FAIL of the week: uTidyLib unicode error

This week I’ve been having fun using uTidyLib, a python wrapper for HTML tidy. All was working swimmingly until I hooked it up to a custom form validation function in Django. The Python process on my mac kept crashing and I was wondering what the cause was since it was working fine from the CLI.

After looking at the type of the data coming Django and seeing that it was unicode I realised it might be something to do with what was being passed in:

Python 2.5.1 (r251:54863, Feb  4 2008, 21:48:13) 
[GCC 4.0.1 (Apple Inc. build 5465)] on darwin
Type "help", "copyright", "credits" or "license" for more information.
>>> import tidy
>>> tidy.parseString(u'EPIC FAIL')
Bus error

So it would seem that uTidyLib unicode handling is somewhat sub par.
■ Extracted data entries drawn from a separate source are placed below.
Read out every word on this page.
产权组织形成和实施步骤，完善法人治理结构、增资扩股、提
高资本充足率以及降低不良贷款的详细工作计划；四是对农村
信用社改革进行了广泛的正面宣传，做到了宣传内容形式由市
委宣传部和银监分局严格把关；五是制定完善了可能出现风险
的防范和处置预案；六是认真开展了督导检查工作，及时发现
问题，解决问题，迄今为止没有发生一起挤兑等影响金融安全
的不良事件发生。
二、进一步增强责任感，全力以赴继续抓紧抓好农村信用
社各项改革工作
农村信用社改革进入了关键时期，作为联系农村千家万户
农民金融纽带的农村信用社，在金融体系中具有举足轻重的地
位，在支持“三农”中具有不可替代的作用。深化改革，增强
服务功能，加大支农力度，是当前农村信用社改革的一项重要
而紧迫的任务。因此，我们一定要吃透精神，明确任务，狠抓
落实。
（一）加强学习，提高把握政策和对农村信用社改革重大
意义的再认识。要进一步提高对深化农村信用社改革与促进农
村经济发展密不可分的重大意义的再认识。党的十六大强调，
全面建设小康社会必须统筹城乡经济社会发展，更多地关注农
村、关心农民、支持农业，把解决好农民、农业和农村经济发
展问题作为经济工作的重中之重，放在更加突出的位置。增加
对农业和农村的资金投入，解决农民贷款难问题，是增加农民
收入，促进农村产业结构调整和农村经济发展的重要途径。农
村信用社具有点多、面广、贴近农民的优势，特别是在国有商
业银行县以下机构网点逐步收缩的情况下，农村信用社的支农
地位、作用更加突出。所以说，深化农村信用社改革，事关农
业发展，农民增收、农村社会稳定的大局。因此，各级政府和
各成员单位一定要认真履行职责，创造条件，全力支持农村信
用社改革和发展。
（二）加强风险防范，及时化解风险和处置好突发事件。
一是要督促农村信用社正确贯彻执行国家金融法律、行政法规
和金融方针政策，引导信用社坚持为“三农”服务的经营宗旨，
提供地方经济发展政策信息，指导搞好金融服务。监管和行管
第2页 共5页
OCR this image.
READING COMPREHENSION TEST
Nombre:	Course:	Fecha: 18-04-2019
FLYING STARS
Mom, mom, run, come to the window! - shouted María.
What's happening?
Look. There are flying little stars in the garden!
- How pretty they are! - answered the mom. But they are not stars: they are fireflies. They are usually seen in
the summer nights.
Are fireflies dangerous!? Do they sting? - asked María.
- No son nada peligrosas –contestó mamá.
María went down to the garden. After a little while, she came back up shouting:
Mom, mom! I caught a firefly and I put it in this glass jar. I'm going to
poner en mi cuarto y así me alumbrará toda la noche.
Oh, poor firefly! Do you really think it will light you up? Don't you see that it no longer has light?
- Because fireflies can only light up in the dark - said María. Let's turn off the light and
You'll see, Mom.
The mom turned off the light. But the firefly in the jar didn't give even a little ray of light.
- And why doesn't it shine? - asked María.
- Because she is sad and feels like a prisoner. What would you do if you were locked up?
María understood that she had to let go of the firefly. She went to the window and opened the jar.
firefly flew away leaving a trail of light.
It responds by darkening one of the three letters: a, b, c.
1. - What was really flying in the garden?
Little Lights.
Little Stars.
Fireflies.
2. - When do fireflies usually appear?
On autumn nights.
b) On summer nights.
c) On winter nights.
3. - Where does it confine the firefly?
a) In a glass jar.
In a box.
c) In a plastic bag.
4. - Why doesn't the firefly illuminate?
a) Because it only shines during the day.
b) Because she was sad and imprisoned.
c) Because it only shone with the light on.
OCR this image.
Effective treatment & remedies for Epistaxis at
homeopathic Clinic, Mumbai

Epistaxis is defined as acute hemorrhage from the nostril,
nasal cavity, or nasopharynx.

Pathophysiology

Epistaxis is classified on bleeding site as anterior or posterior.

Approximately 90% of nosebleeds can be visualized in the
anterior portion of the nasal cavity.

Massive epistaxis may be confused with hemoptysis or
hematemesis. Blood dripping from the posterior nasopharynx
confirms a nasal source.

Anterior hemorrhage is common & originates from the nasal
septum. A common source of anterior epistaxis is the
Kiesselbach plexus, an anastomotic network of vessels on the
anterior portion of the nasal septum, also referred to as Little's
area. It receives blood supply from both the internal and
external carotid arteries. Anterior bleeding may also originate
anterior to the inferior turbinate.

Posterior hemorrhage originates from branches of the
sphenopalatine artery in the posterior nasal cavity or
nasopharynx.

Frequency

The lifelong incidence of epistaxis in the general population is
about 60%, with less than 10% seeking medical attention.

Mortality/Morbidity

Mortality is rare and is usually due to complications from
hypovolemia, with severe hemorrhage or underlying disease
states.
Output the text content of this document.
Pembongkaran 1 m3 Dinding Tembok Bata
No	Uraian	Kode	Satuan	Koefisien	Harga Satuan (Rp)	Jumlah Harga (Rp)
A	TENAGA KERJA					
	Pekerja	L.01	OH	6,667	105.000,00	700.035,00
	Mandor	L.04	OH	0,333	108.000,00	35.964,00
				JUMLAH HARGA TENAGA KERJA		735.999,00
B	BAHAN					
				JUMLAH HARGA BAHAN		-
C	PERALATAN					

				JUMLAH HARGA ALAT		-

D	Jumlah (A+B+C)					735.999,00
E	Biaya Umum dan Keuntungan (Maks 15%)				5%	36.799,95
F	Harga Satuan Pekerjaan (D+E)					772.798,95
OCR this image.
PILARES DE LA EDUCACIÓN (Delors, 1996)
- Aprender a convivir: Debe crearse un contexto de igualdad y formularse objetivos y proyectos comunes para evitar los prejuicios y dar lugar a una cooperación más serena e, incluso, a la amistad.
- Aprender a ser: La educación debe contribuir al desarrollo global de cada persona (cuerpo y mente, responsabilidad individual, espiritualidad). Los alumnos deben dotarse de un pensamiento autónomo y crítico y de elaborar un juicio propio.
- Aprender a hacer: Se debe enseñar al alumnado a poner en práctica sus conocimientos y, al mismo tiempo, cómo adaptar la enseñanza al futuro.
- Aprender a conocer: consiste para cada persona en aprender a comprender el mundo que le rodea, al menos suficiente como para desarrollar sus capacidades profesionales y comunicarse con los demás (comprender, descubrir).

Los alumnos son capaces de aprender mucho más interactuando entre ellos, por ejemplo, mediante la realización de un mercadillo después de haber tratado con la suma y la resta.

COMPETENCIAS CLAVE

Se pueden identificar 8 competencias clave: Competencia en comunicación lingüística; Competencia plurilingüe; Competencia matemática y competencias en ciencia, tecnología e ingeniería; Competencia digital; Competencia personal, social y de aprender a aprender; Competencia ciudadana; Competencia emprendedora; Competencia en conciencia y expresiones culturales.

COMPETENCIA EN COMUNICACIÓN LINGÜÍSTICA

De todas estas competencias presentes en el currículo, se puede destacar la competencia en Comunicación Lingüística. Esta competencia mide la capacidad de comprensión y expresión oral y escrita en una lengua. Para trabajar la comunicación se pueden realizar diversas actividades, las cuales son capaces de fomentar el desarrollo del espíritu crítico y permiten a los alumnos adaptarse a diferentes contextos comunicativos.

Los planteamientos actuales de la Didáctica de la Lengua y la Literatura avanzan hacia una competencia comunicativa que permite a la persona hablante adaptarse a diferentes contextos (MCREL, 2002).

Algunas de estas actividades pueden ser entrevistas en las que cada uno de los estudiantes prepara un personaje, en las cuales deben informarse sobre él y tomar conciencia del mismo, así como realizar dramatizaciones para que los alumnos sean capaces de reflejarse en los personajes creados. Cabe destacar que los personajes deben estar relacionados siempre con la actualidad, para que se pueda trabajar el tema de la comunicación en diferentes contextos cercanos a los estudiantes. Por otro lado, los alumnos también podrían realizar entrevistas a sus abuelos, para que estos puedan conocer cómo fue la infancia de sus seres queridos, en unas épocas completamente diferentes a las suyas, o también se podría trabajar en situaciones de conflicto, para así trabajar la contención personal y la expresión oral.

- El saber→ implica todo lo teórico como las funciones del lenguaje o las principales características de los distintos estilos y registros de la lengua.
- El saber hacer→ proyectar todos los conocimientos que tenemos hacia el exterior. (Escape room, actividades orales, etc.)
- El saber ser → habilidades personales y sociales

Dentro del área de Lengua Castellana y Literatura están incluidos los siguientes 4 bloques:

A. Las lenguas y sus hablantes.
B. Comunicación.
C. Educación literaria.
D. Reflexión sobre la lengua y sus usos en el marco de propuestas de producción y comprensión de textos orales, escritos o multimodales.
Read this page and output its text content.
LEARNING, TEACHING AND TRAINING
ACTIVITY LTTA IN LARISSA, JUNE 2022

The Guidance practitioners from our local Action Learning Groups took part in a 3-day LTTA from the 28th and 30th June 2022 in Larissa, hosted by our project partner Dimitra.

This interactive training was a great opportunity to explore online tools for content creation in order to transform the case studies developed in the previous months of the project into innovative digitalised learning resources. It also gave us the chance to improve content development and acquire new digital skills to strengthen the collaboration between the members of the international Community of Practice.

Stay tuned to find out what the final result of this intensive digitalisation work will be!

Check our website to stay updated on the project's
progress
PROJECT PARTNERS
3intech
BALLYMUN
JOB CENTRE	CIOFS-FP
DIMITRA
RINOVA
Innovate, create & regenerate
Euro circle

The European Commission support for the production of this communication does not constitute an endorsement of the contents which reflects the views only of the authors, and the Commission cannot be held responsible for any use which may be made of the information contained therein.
Naturally I’ll raise a bug report as soon as I get a mo’! A bug report has already been raised

Another quick tip if you’re using uTidyLib on a mac – it can’t find the tidy library by default until you symlink the built-in dynamic library file as a .so file or apply the patch found here e.g (credit for Evil Rob for finding this out):

ln -s /usr/lib/libtidy.dylib /usr/lib/libtidy.so